Даже неожиданно. Она сделала два неловких шага и тут же оказалась схвачена за локти. Венок покосился на голове, сердце ускорило свой темп. Серые глаза оказались настолько близко, что при желании в них можно было сосчитать все коричневые вкрапления.

— Не так быстро, — повторил Брент.

Несколько секунд они просто стояли. Молча. Брент удерживал Эмму за руки, будто ей всё еще грозило падение. Блики от костров падали на заросшее лицо, выделяя впалые щеки и сломанный когда-то нос. Полноватые губы сжались в решительную линию. Эмма тихо и медленно вдохнула. Самое время снова попытаться выкрутиться и уйти. Но уходить больше не хотелось.

Одна рука Брента соскользнула с локтя Эммы и осторожно легла на её талию, тепло ладони прожгло ткань водолазки. Вторая рука поднялась вверх, пальцы невесомо погладили щёку.

— Ты такая красивая, — пробормотал Брент.

И в следующий момент его губы накрыли губы Эммы. Мягко, ненастойчиво… Оцепенение схлынуло, Эмма подалась вперед, одну ладонь положила на сильное плечо, а пальцами другой прочесала затылок, тем самым притягивая светлую голову ближе к себе.

Сердце билось где-то в горле. Однако вместе с этим Эмма почувствовала, как напряжение последних дней стало медленно отступать.

Он целовал её нежно, растягивая момент. Ощущение, в которое можно провалиться с головой, остаться в нём, запомнить навсегда. Примерно через полминуты Брент медленно отстранился. Совершенно не вовремя. Эмма нехотя открыла глаза. Скользнула рукой с затылка к щетинистой скуле, оцарапала подушечку большого пальца. Брент упал лицом в её ладонь.

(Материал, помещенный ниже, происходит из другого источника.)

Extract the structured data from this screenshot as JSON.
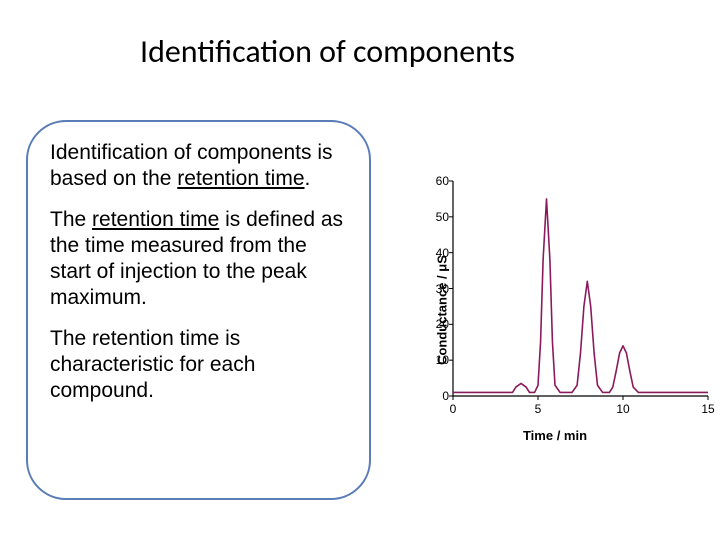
{
  "title": "Identification of components",
  "bubble": {
    "p1_a": "Identification of components is based on the ",
    "p1_u": "retention time",
    "p1_b": ".",
    "p2_a": "The ",
    "p2_u": "retention time",
    "p2_b": " is defined as the time measured from the start of injection to the peak maximum.",
    "p3": "The retention time is characteristic for each compound."
  },
  "chart": {
    "type": "line",
    "ylabel_html": "Conductance / μS",
    "xlabel_html": "Time / min",
    "xlim": [
      0,
      15
    ],
    "ylim": [
      0,
      60
    ],
    "ytick_step": 10,
    "xtick_step": 5,
    "line_color": "#8b1a5c",
    "line_width": 1.6,
    "axis_color": "#000000",
    "tick_color": "#000000",
    "background_color": "#ffffff",
    "font_family": "Arial",
    "tick_fontsize": 12,
    "label_fontsize": 13,
    "label_fontweight": "bold",
    "data": [
      {
        "x": 0.0,
        "y": 1.0
      },
      {
        "x": 3.5,
        "y": 1.0
      },
      {
        "x": 3.7,
        "y": 2.5
      },
      {
        "x": 4.0,
        "y": 3.5
      },
      {
        "x": 4.3,
        "y": 2.5
      },
      {
        "x": 4.5,
        "y": 1.0
      },
      {
        "x": 4.8,
        "y": 1.0
      },
      {
        "x": 5.0,
        "y": 3.0
      },
      {
        "x": 5.15,
        "y": 15.0
      },
      {
        "x": 5.3,
        "y": 38.0
      },
      {
        "x": 5.5,
        "y": 55.0
      },
      {
        "x": 5.7,
        "y": 38.0
      },
      {
        "x": 5.85,
        "y": 15.0
      },
      {
        "x": 6.0,
        "y": 3.0
      },
      {
        "x": 6.3,
        "y": 1.0
      },
      {
        "x": 7.0,
        "y": 1.0
      },
      {
        "x": 7.3,
        "y": 3.0
      },
      {
        "x": 7.5,
        "y": 12.0
      },
      {
        "x": 7.7,
        "y": 25.0
      },
      {
        "x": 7.9,
        "y": 32.0
      },
      {
        "x": 8.1,
        "y": 25.0
      },
      {
        "x": 8.3,
        "y": 12.0
      },
      {
        "x": 8.5,
        "y": 3.0
      },
      {
        "x": 8.8,
        "y": 1.0
      },
      {
        "x": 9.2,
        "y": 1.0
      },
      {
        "x": 9.4,
        "y": 2.5
      },
      {
        "x": 9.6,
        "y": 7.0
      },
      {
        "x": 9.8,
        "y": 12.0
      },
      {
        "x": 10.0,
        "y": 14.0
      },
      {
        "x": 10.2,
        "y": 12.0
      },
      {
        "x": 10.4,
        "y": 7.0
      },
      {
        "x": 10.6,
        "y": 2.5
      },
      {
        "x": 10.9,
        "y": 1.0
      },
      {
        "x": 15.0,
        "y": 1.0
      }
    ]
  }
}
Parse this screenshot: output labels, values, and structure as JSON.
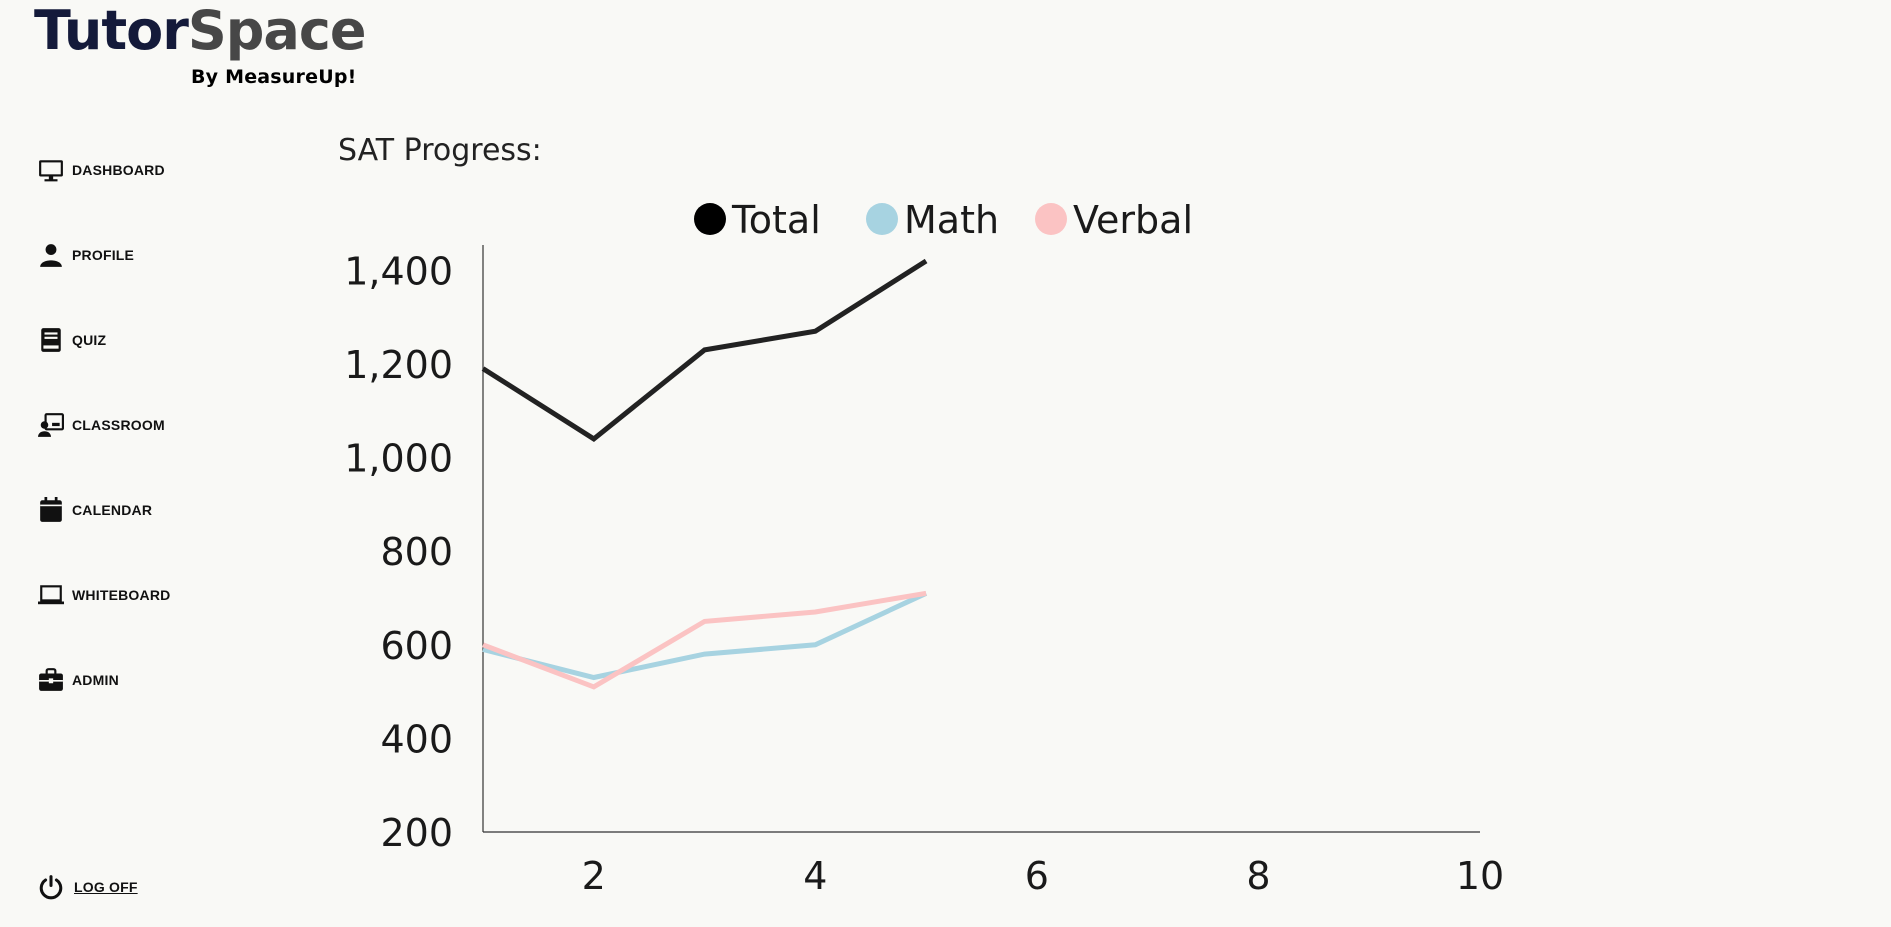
{
  "app": {
    "logo_part1": "Tutor",
    "logo_part2": "Space",
    "logo_sub": "By MeasureUp!"
  },
  "sidebar": {
    "items": [
      {
        "label": "DASHBOARD",
        "icon": "monitor-icon"
      },
      {
        "label": "PROFILE",
        "icon": "person-icon"
      },
      {
        "label": "QUIZ",
        "icon": "book-icon"
      },
      {
        "label": "CLASSROOM",
        "icon": "classroom-icon"
      },
      {
        "label": "CALENDAR",
        "icon": "calendar-icon"
      },
      {
        "label": "WHITEBOARD",
        "icon": "laptop-icon"
      },
      {
        "label": "ADMIN",
        "icon": "briefcase-icon"
      }
    ],
    "logoff": {
      "label": "LOG OFF",
      "icon": "power-icon"
    }
  },
  "main": {
    "title": "SAT Progress:"
  },
  "chart_data": {
    "type": "line",
    "title": "",
    "xlabel": "",
    "ylabel": "",
    "xlim": [
      1,
      10
    ],
    "ylim": [
      200,
      1420
    ],
    "x_ticks": [
      2,
      4,
      6,
      8,
      10
    ],
    "y_ticks": [
      200,
      400,
      600,
      800,
      1000,
      1200,
      1400
    ],
    "grid": false,
    "legend_position": "top-center",
    "x": [
      1,
      2,
      3,
      4,
      5
    ],
    "series": [
      {
        "name": "Total",
        "color": "#222222",
        "legend_color": "#000000",
        "values": [
          1190,
          1040,
          1230,
          1270,
          1420
        ]
      },
      {
        "name": "Math",
        "color": "#a7d3e1",
        "legend_color": "#a7d3e1",
        "values": [
          590,
          530,
          580,
          600,
          710
        ]
      },
      {
        "name": "Verbal",
        "color": "#fbc3c3",
        "legend_color": "#fbc3c3",
        "values": [
          600,
          510,
          650,
          670,
          710
        ]
      }
    ]
  }
}
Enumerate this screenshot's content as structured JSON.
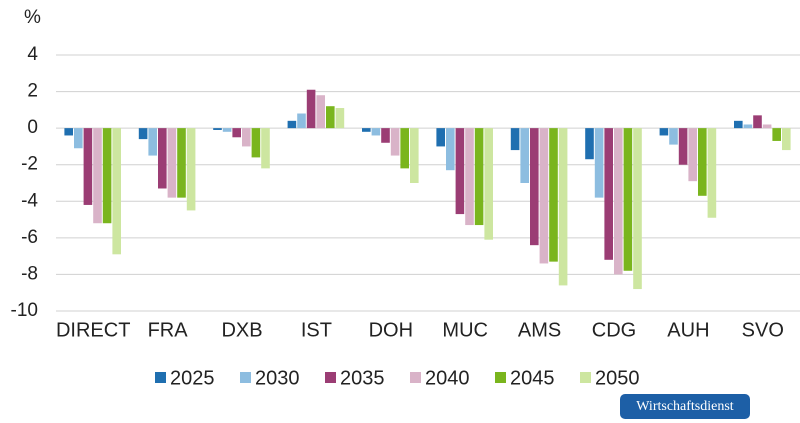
{
  "chart_data": {
    "type": "bar",
    "y_label": "%",
    "categories": [
      "DIRECT",
      "FRA",
      "DXB",
      "IST",
      "DOH",
      "MUC",
      "AMS",
      "CDG",
      "AUH",
      "SVO"
    ],
    "series": [
      {
        "name": "2025",
        "color": "#1f6fb0",
        "values": [
          -0.4,
          -0.6,
          -0.1,
          0.4,
          -0.2,
          -1.0,
          -1.2,
          -1.7,
          -0.4,
          0.4
        ]
      },
      {
        "name": "2030",
        "color": "#8dbde0",
        "values": [
          -1.1,
          -1.5,
          -0.2,
          0.8,
          -0.4,
          -2.3,
          -3.0,
          -3.8,
          -0.9,
          0.2
        ]
      },
      {
        "name": "2035",
        "color": "#9b3d74",
        "values": [
          -4.2,
          -3.3,
          -0.5,
          2.1,
          -0.8,
          -4.7,
          -6.4,
          -7.2,
          -2.0,
          0.7
        ]
      },
      {
        "name": "2040",
        "color": "#d9b3c8",
        "values": [
          -5.2,
          -3.8,
          -1.0,
          1.8,
          -1.5,
          -5.3,
          -7.4,
          -8.0,
          -2.9,
          0.2
        ]
      },
      {
        "name": "2045",
        "color": "#7ab51d",
        "values": [
          -5.2,
          -3.8,
          -1.6,
          1.2,
          -2.2,
          -5.3,
          -7.3,
          -7.8,
          -3.7,
          -0.7
        ]
      },
      {
        "name": "2050",
        "color": "#cde6a0",
        "values": [
          -6.9,
          -4.5,
          -2.2,
          1.1,
          -3.0,
          -6.1,
          -8.6,
          -8.8,
          -4.9,
          -1.2
        ]
      }
    ],
    "ylim": [
      -10,
      4
    ],
    "yticks": [
      -10,
      -8,
      -6,
      -4,
      -2,
      0,
      2,
      4
    ],
    "grid": true,
    "watermark": "Wirtschaftsdienst"
  }
}
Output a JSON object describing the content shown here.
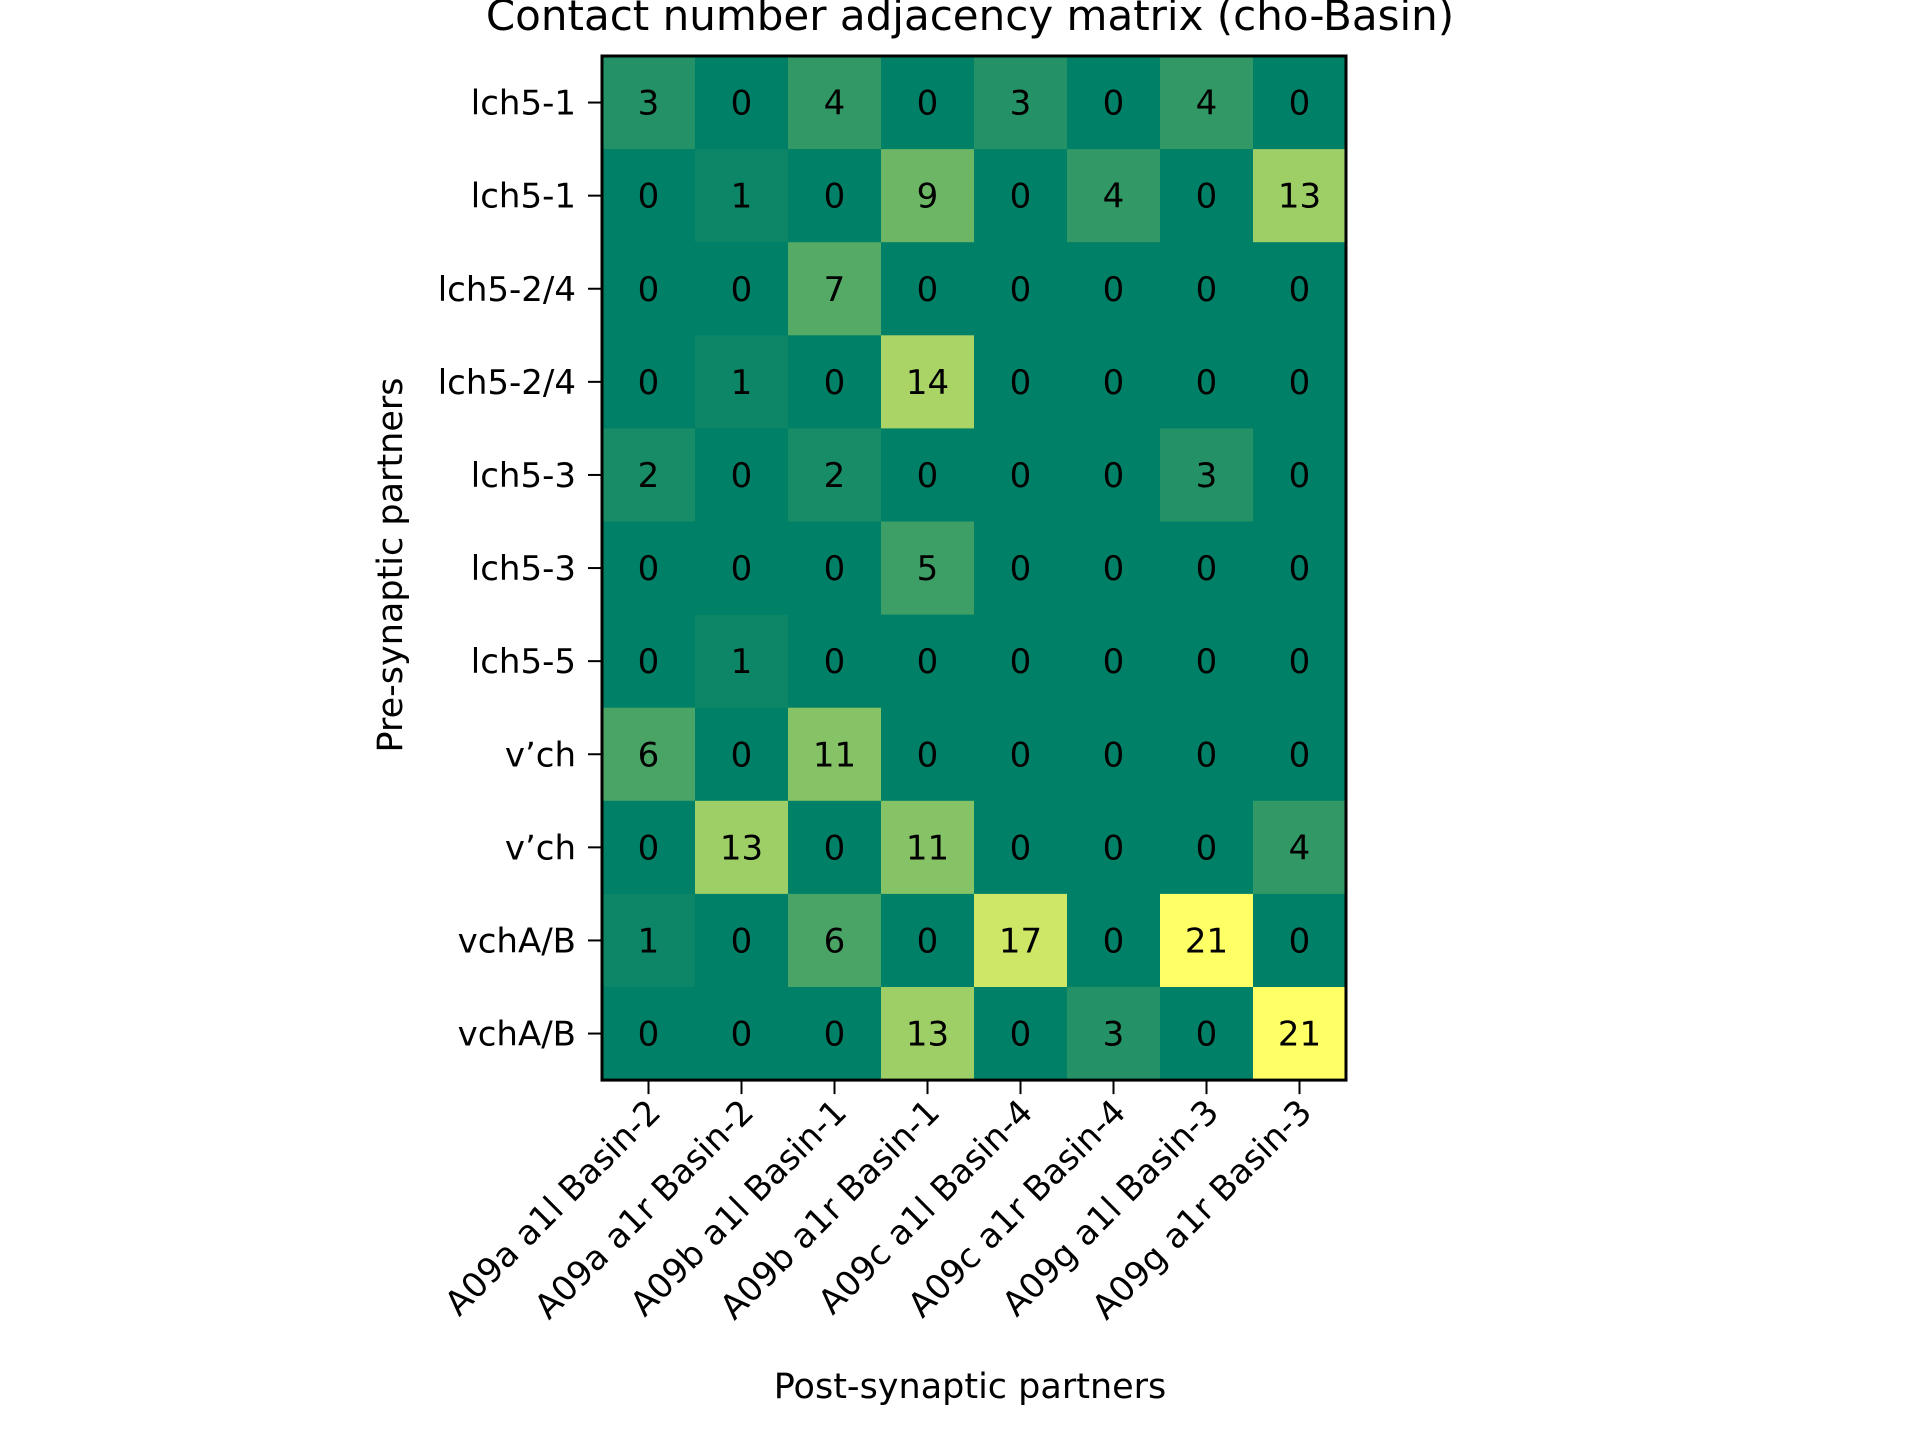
{
  "chart_data": {
    "type": "heatmap",
    "title": "Contact number adjacency matrix (cho-Basin)",
    "xlabel": "Post-synaptic partners",
    "ylabel": "Pre-synaptic partners",
    "x_categories": [
      "A09a a1l Basin-2",
      "A09a a1r Basin-2",
      "A09b a1l Basin-1",
      "A09b a1r Basin-1",
      "A09c a1l Basin-4",
      "A09c a1r Basin-4",
      "A09g a1l Basin-3",
      "A09g a1r Basin-3"
    ],
    "y_categories": [
      "lch5-1",
      "lch5-1",
      "lch5-2/4",
      "lch5-2/4",
      "lch5-3",
      "lch5-3",
      "lch5-5",
      "v’ch",
      "v’ch",
      "vchA/B",
      "vchA/B"
    ],
    "values": [
      [
        3,
        0,
        4,
        0,
        3,
        0,
        4,
        0
      ],
      [
        0,
        1,
        0,
        9,
        0,
        4,
        0,
        13
      ],
      [
        0,
        0,
        7,
        0,
        0,
        0,
        0,
        0
      ],
      [
        0,
        1,
        0,
        14,
        0,
        0,
        0,
        0
      ],
      [
        2,
        0,
        2,
        0,
        0,
        0,
        3,
        0
      ],
      [
        0,
        0,
        0,
        5,
        0,
        0,
        0,
        0
      ],
      [
        0,
        1,
        0,
        0,
        0,
        0,
        0,
        0
      ],
      [
        6,
        0,
        11,
        0,
        0,
        0,
        0,
        0
      ],
      [
        0,
        13,
        0,
        11,
        0,
        0,
        0,
        4
      ],
      [
        1,
        0,
        6,
        0,
        17,
        0,
        21,
        0
      ],
      [
        0,
        0,
        0,
        13,
        0,
        3,
        0,
        21
      ]
    ],
    "colormap": "summer",
    "value_range": [
      0,
      21
    ],
    "grid": false,
    "legend": "none",
    "colors": {
      "min": "#008066",
      "max": "#ffff66",
      "frame": "#000000",
      "text": "#000000"
    }
  }
}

— Ты что-то хотел сказать, — прошептала Эмма.

Не то чтобы ей захотелось знать. Но, возможно, подружки и детей у него всё-таки нет…

Брент качнулся вперед и ткнулся своим лбом в лоб Эммы.

— Ты не сделала мне венок, — так же шёпотом ответил он.

И это всё? Венок? Дурацкий венок? Эмма закатила глаза, подняла руки, и осторожно стащила хлипкое изделие со своей головы. Пригнулась, чтобы не задеть цветы, и опустила венок на русую голову Брента. Несколько травинок всё-таки вывалилось и упало на мужские плечи.